Chromatin Architecture and Gene Regulation in Aging Cells
2012 senior Scholar Award in aging
The literature on aging includes very many papers correlating changes in chromatin structure with aging, including in yeast and mammalian cells. A limitation of these studies is that, until recently, we have had no clear picture of how chromatin architecture is related to gene regulation in specific cases, and in particular how it might affect the ability of transcriptional activators (the primary regulators in eukaryotes) to work.
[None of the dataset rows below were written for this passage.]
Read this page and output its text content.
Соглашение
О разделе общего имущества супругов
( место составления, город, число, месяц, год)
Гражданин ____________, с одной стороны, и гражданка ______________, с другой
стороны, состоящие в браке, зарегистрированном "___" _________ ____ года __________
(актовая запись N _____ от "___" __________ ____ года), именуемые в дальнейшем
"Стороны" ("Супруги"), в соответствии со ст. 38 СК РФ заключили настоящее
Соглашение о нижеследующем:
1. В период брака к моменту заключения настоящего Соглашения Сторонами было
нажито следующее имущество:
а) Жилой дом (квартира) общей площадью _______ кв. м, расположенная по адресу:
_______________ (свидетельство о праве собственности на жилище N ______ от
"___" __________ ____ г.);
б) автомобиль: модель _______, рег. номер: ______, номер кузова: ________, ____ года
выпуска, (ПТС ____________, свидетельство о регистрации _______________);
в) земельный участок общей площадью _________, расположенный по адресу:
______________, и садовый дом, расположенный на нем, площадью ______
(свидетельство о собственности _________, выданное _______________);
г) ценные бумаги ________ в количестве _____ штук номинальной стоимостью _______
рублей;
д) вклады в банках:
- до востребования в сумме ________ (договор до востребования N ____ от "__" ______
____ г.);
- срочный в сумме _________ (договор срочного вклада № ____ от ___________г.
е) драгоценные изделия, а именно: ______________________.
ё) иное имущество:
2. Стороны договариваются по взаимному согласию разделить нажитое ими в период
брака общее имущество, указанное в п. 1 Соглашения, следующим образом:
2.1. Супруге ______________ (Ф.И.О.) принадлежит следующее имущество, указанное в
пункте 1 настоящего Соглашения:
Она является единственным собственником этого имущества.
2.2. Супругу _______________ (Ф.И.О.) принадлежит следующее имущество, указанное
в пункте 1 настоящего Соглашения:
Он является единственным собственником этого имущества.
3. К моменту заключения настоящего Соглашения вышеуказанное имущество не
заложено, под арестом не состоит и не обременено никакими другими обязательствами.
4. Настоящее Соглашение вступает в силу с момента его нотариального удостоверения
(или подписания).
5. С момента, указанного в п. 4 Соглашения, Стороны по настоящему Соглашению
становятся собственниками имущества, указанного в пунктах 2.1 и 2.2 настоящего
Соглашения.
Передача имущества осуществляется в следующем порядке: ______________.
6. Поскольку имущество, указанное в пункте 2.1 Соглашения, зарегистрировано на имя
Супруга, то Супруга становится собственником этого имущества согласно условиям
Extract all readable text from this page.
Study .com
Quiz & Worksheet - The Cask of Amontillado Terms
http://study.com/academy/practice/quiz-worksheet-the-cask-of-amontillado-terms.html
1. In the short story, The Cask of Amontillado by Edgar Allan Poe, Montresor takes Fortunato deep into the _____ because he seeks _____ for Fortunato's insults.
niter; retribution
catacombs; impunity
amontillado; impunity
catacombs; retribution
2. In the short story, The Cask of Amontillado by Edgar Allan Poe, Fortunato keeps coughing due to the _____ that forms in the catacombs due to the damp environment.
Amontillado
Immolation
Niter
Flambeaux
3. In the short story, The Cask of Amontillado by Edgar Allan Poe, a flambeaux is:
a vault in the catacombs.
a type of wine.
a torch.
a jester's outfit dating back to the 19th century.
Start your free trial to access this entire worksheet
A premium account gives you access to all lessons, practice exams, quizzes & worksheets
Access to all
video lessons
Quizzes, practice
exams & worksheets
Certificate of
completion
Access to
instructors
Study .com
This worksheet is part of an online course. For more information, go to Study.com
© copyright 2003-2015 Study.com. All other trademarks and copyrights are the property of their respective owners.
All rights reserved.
Many past conclusions have relied on general inferences from genome wide studies, invoking such rather poorly defined concepts as “genome compaction”, “nuclease accessibility”, and so on.
Thanks in part to the development of a new quantitative assay for “nucleosome occupancy”, we now have a much clearer picture of what determines nucleosome disposition (positioning) and occupancies, and how these parameters affect gene activation, and, apparently, unwanted basal transcription. The discovery of “partially unwrapped” nucleosomes, and an analysis of their effects, has also suggested unexpected ways that nucleosomes can facilitate as well as hinder access of specific DNA binding proteins to DNA. Also quite unexpectedly, it turns out that the chromatin architecture is strikingly different at a typical yeast promoter compared with that at a mammalian promoter. We are now in a position to ask, for both mammalian and yeast cells, how aging affects these parameters in specific, well-defined cases. We will therefore use established methods for preparing aged and young yeast and mammalian cells, and determine whether and how, for these specific cases, gene regulation goes awry as cells age.